La privatizzazione di Poste Italiane non solo può avere effetti negativi sui servizi e sui dipendenti del gruppo, ma può anche far perdere soldi allo Stato. Uno studio elaborato da UilPoste ed Eures evidenzia che l’operazione voluta dal governo Meloni e dal ministero dell’Economia guidato da Giancarlo Giorgetti è “finanziariamente insensata”, avendo peraltro un impatto considerato “irrilevante” sul debito pubblico.
Proprio l’abbattimento del debito pubblico era, ricordiamo, una delle ragioni principali che ha portato il governo ad avviare un piano di privatizzazioni per 20 miliardi di euro. Dalla vendita delle quote di Poste, lo Stato prevede di incassare (in realtà stando al dpcm che verrà però modificato, dimezzando di fatto questa cifra) 4,3 miliardi. Perdendo, però, i dividendi di Poste (che andrebbero agli acquirenti privati): rinculerebbe, quindi, a circa 1,6 miliardi in sette anni, secondo lo studio presentato dalla Uil. Tradotto: in soli 15 anni tutti i benefici economici di questa operazione verrebbero annullati.
Privatizzazione di Poste, il costo per lo Stato e i dipendenti
La previsione del Mef è di collocare sul mercato il 29,26% delle azioni oggi detenute dal ministero per ridurre il debito pubblico. Ma, per la Uil, l’operazione è “economicamente insensata” sia sul piano finanziario che “dal punto di vista del valore strategico della rete di Poste Italiane”. Secondo i calcoli effettuati nello studio, attraverso un’emissione di Btp a sette anni, necessaria per finanziare 4,31 miliardi, lo Stato sosterrebbe un costo di 806 milioni per gli interessi, trattenendo però 1,58 miliardi di dividendi netti e con un vantaggio netto complessivo di 779 milioni.

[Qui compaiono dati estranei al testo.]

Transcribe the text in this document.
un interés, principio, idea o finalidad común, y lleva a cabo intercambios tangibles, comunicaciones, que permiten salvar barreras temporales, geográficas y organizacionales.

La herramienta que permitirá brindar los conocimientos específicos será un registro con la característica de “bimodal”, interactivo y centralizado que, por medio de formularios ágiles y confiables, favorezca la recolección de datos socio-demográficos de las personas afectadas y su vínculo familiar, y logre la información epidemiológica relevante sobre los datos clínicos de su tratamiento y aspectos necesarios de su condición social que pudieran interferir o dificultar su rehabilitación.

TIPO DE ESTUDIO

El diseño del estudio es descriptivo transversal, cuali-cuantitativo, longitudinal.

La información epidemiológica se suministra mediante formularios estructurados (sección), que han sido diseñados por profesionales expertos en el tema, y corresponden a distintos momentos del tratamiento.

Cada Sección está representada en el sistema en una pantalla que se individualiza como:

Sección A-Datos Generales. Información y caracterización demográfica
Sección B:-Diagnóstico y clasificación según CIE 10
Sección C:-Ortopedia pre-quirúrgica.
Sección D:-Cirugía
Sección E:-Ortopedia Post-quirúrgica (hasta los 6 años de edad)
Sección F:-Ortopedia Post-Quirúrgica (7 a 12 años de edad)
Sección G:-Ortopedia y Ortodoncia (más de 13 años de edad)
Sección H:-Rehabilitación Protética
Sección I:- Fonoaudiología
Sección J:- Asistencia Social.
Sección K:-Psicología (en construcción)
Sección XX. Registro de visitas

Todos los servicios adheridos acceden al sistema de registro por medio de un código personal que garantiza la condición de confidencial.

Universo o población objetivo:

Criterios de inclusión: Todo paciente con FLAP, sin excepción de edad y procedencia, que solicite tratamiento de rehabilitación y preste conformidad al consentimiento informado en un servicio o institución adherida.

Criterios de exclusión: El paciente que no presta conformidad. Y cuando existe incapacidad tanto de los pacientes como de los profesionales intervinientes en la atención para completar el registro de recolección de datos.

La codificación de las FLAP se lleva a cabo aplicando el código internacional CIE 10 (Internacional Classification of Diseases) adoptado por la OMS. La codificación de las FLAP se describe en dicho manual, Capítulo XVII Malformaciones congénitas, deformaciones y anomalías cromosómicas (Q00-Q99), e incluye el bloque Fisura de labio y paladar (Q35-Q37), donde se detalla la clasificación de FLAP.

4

Ma le conseguenze non sono solamente quelle finanziarie: va infatti considerato anche l’impatto sui dipendenti del gruppo. Che già tra il 2013 e il 2022 sono passati da 143.800 a 121mila (-15,8%). E per i quali è aumentata anche la precarizzazione: tra il 2016 e il 2022 l’incidenza dei lavoratori atipici è più che raddoppiata passando dal 3,2% al 6,7%. A giudizio della Uil, un azionariato prevalentemente privato potrebbe sostenere un’accelerazione di questi processi. Pierpaolo Bombardieri, segretario generale della Uil, lanciando l’allarme sottolinea che “Poste Italiane non è né di Giorgetti né di Meloni, Poste è del popolo italiano”.

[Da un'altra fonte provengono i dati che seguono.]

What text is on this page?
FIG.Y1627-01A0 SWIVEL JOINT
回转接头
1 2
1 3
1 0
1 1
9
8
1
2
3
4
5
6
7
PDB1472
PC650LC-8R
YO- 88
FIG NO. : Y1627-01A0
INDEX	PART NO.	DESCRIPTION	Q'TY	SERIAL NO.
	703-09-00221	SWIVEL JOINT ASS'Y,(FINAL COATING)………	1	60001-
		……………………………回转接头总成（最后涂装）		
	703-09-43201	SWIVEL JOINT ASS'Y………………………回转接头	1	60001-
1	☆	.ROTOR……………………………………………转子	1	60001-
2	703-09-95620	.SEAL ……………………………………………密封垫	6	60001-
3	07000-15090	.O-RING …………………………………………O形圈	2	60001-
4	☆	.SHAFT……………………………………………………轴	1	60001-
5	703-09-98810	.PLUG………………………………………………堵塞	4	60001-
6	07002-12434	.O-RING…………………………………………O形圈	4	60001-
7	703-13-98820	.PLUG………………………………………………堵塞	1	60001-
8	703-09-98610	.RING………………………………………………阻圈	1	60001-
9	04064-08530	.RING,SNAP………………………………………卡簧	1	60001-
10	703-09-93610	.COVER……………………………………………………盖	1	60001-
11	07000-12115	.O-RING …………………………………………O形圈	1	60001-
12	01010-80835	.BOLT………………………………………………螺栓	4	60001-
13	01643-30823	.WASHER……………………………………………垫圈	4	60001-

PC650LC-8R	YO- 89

Motivo per cui, prosegue il segretario, il governo dovrebbe “spiegare perché intendono cedere una quota azionaria per incassare 4 miliardi e rinunciare a 6,8 miliardi nei prossimi anni”. Bombardieri lancia una sfida al governo e Giorgetti: “Sfidiamo Giorgetti e l’apparato tecnico a smentire questi dati”, in riferimento alle cifre emerse dallo studio che evidenziano le ragioni per cui la privatizzazione di Poste rischia di essere un pessimo affare per lo Stato. Il dubbio, per il segretario della Uil, è “che per recuperare i soldi che servono per la prossima manovra si venda tutto quello che si può vendere, senza guardare al futuro”. Tanto più se consideriamo il fardello che il governo già sa di avere per la prossima legge di Bilancio, con un conto in negativo – ancor prima di iniziare – di oltre 10 miliardi a causa delle regole del nuovo Patto di stabilità e della procedura europea per deficit eccessivo. Per la Uil, quindi, la priorità è diventata quella di “difendere un asset strategico”. Che lo Stato vuole mettere in vendita.